Courts have construed the phrase “clearly established right" very narrowly. You essentially need to show that the controlling authority, which is a higher court in your jurisdiction, has previously ruled that the same conduct was illegal. This can be difficult to do, making it challenging to win a case against the code enforcement officer themselves.
Sue the Local Government Instead
The local government itself is not entitled to rely on qualified immunity. You would be able to sue the local government that employs the code enforcement officer if you can show that the code enforcement officer, while following enforcement procedures according to the city code, violated your rights.
You Don't Have to Sue – You Have Other Options
You don't have to file a lawsuit, however. Your first is to challenge the issuance of the citation before your local code enforcement board.
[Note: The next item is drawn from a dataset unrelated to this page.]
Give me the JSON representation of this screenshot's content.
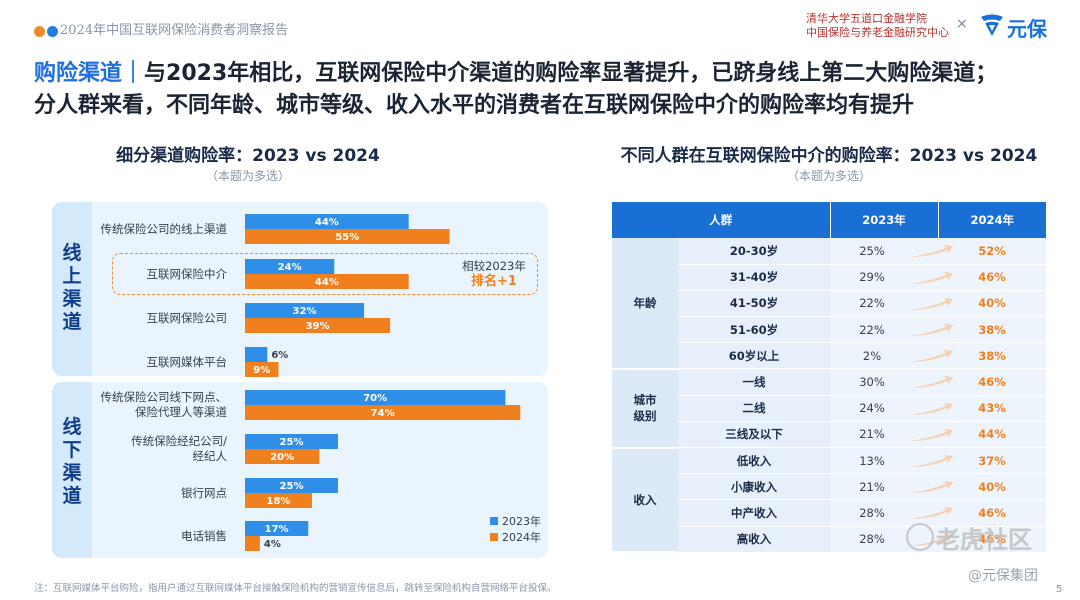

The enforcement procedures vary depending on where you are, but you may be able to respond to the alleged violation by raising the violation of your rights as a defense to the citation.
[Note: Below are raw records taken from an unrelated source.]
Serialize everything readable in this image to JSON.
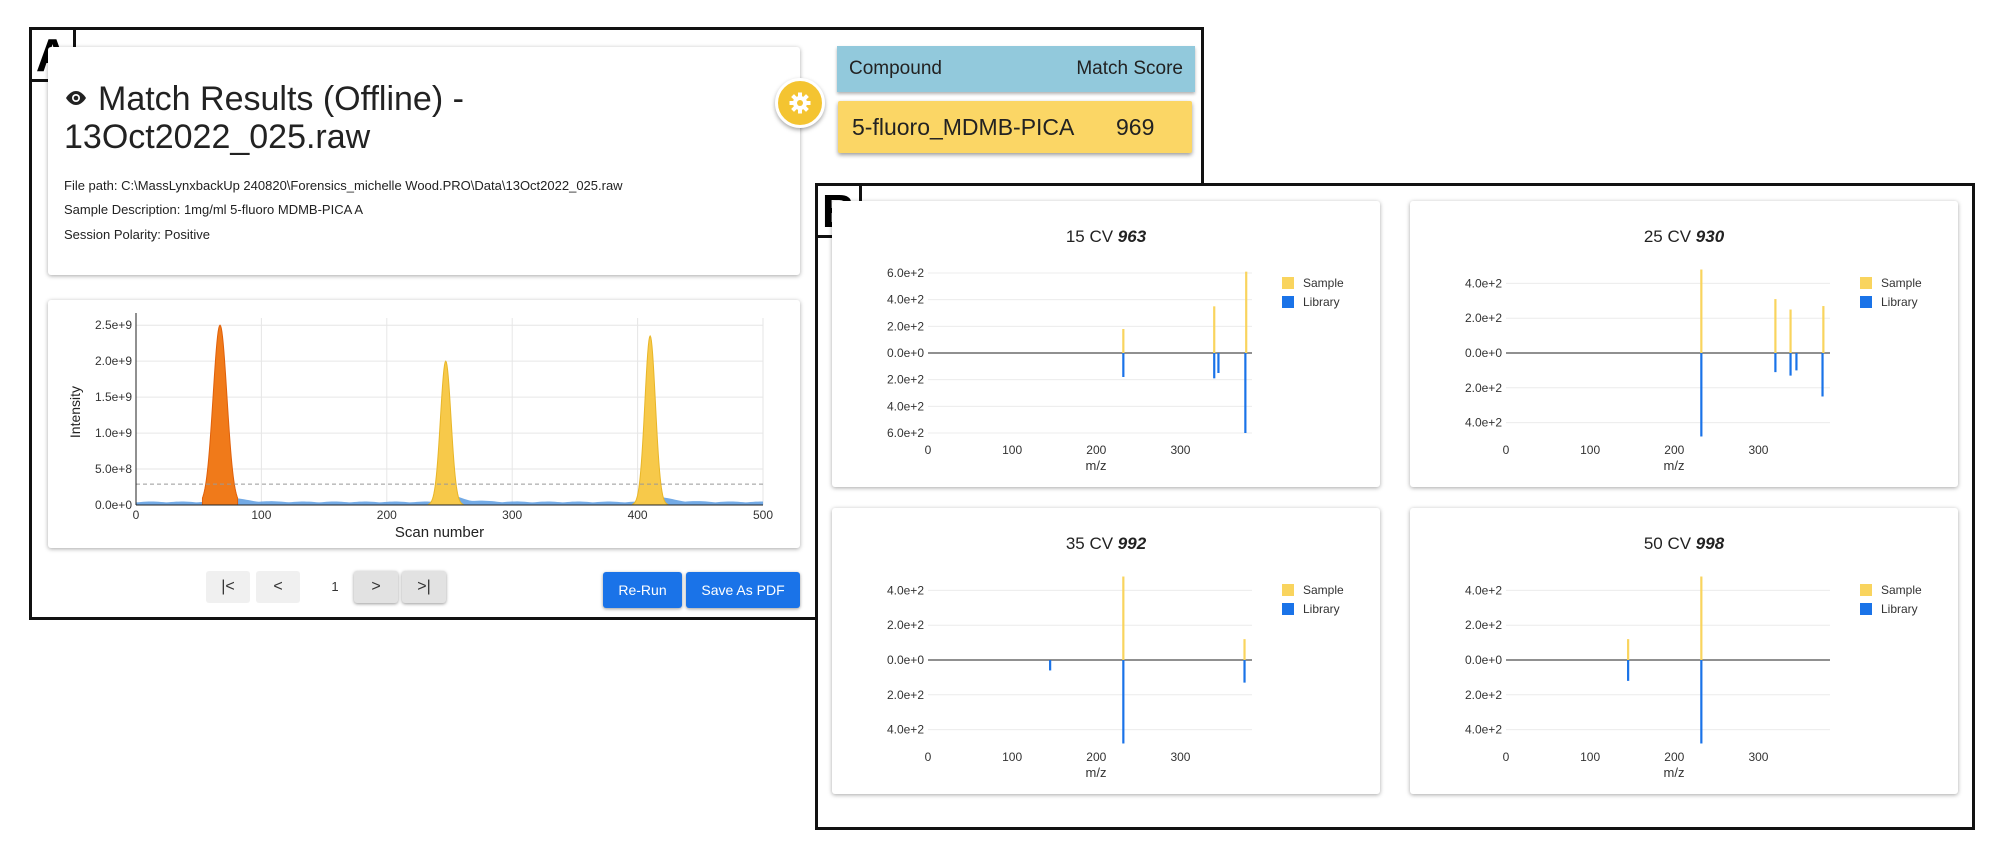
{
  "panel_a": {
    "letter": "A",
    "title": "Match Results (Offline) -",
    "title_file": "13Oct2022_025.raw",
    "file_path": "File path: C:\\MassLynxbackUp 240820\\Forensics_michelle Wood.PRO\\Data\\13Oct2022_025.raw",
    "sample_description": "Sample Description: 1mg/ml 5-fluoro MDMB-PICA A",
    "session_polarity": "Session Polarity: Positive",
    "pager": {
      "first": "|<",
      "prev": "<",
      "page": "1",
      "next": ">",
      "last": ">|"
    },
    "rerun_label": "Re-Run",
    "save_pdf_label": "Save As PDF",
    "compound_table": {
      "col_compound": "Compound",
      "col_score": "Match Score",
      "rows": [
        {
          "compound": "5-fluoro_MDMB-PICA",
          "score": "969"
        }
      ]
    }
  },
  "panel_b": {
    "letter": "B",
    "legend": {
      "sample": "Sample",
      "library": "Library"
    },
    "x_ticks": [
      "0",
      "100",
      "200",
      "300"
    ],
    "x_label": "m/z"
  },
  "colors": {
    "sample": "#f9d45e",
    "library": "#1a73e8",
    "orange": "#f07a1a",
    "gold": "#f4c431",
    "header_blue": "#92c9dc"
  },
  "icons": {
    "eye": "eye-icon",
    "gear": "gear-icon",
    "first": "first-page-icon",
    "prev": "chevron-left-icon",
    "next": "chevron-right-icon",
    "last": "last-page-icon"
  },
  "chart_data": [
    {
      "type": "area",
      "title": "",
      "xlabel": "Scan number",
      "ylabel": "Intensity",
      "xlim": [
        0,
        500
      ],
      "ylim": [
        0,
        2600000000.0
      ],
      "x_ticks": [
        "0",
        "100",
        "200",
        "300",
        "400",
        "500"
      ],
      "y_ticks": [
        "0.0e+0",
        "5.0e+8",
        "1.0e+9",
        "1.5e+9",
        "2.0e+9",
        "2.5e+9"
      ],
      "threshold": 290000000.0,
      "peaks": [
        {
          "center": 67,
          "height": 2500000000.0,
          "color": "orange"
        },
        {
          "center": 247,
          "height": 2000000000.0,
          "color": "yellow"
        },
        {
          "center": 410,
          "height": 2350000000.0,
          "color": "yellow"
        }
      ],
      "baseline": 120000000.0
    },
    {
      "type": "bar",
      "cv": "15 CV",
      "score": "963",
      "ylim": [
        -600,
        600
      ],
      "y_ticks": [
        "6.0e+2",
        "4.0e+2",
        "2.0e+2",
        "0.0e+0",
        "2.0e+2",
        "4.0e+2",
        "6.0e+2"
      ],
      "sample": [
        {
          "mz": 232,
          "value": 180
        },
        {
          "mz": 340,
          "value": 350
        },
        {
          "mz": 378,
          "value": 610
        }
      ],
      "library": [
        {
          "mz": 232,
          "value": -180
        },
        {
          "mz": 340,
          "value": -190
        },
        {
          "mz": 345,
          "value": -150
        },
        {
          "mz": 377,
          "value": -600
        }
      ]
    },
    {
      "type": "bar",
      "cv": "25 CV",
      "score": "930",
      "ylim": [
        -460,
        460
      ],
      "y_ticks": [
        "4.0e+2",
        "2.0e+2",
        "0.0e+0",
        "2.0e+2",
        "4.0e+2"
      ],
      "sample": [
        {
          "mz": 232,
          "value": 480
        },
        {
          "mz": 320,
          "value": 310
        },
        {
          "mz": 338,
          "value": 250
        },
        {
          "mz": 377,
          "value": 270
        }
      ],
      "library": [
        {
          "mz": 232,
          "value": -480
        },
        {
          "mz": 320,
          "value": -110
        },
        {
          "mz": 338,
          "value": -130
        },
        {
          "mz": 345,
          "value": -100
        },
        {
          "mz": 376,
          "value": -250
        }
      ]
    },
    {
      "type": "bar",
      "cv": "35 CV",
      "score": "992",
      "ylim": [
        -460,
        460
      ],
      "y_ticks": [
        "4.0e+2",
        "2.0e+2",
        "0.0e+0",
        "2.0e+2",
        "4.0e+2"
      ],
      "sample": [
        {
          "mz": 232,
          "value": 480
        },
        {
          "mz": 376,
          "value": 120
        }
      ],
      "library": [
        {
          "mz": 145,
          "value": -60
        },
        {
          "mz": 232,
          "value": -480
        },
        {
          "mz": 376,
          "value": -130
        }
      ]
    },
    {
      "type": "bar",
      "cv": "50 CV",
      "score": "998",
      "ylim": [
        -460,
        460
      ],
      "y_ticks": [
        "4.0e+2",
        "2.0e+2",
        "0.0e+0",
        "2.0e+2",
        "4.0e+2"
      ],
      "sample": [
        {
          "mz": 145,
          "value": 120
        },
        {
          "mz": 232,
          "value": 480
        }
      ],
      "library": [
        {
          "mz": 145,
          "value": -120
        },
        {
          "mz": 232,
          "value": -480
        }
      ]
    }
  ]
}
You don't have the same rights in an administrative enforcement proceeding as you would in a criminal proceeding, but you may be able to persuade the code officers to drop their enforcement action.
You could also file an administrative complaint. The procedures for this vary from municipality to municipality. In general, you submit a formal complaint with the code officer's employer, just like you would submit complaints against individual police officers with the police department. A supervisor will consider the complaint and get back to you within a reasonable time period, such as 14 business days, with their determination.
You may be able to get them to drop the citation without having to go through an enforcement proceeding. That way, you may avoid having to pay a civil penalty for a potential violation. You will have less luck, however, if you have been cited for repeat violations.
A Civil Rights Lawyer Can Help
These civil rights cases can seem straightforward, but they can often get very complicated. They are dependent upon the specific facts of any given case and, if qualified immunity is involved, you have a fair amount of legal research in front of you before you can even file your lawsuit.
An experienced civil rights attorney would be able to give you additional information and advise you about your particular situation. They can help you decide whether you have a valid legal claim that is worth pursuing in court. There are also lawyers who focus on state and local law who may be able to help you when dealing with your local government.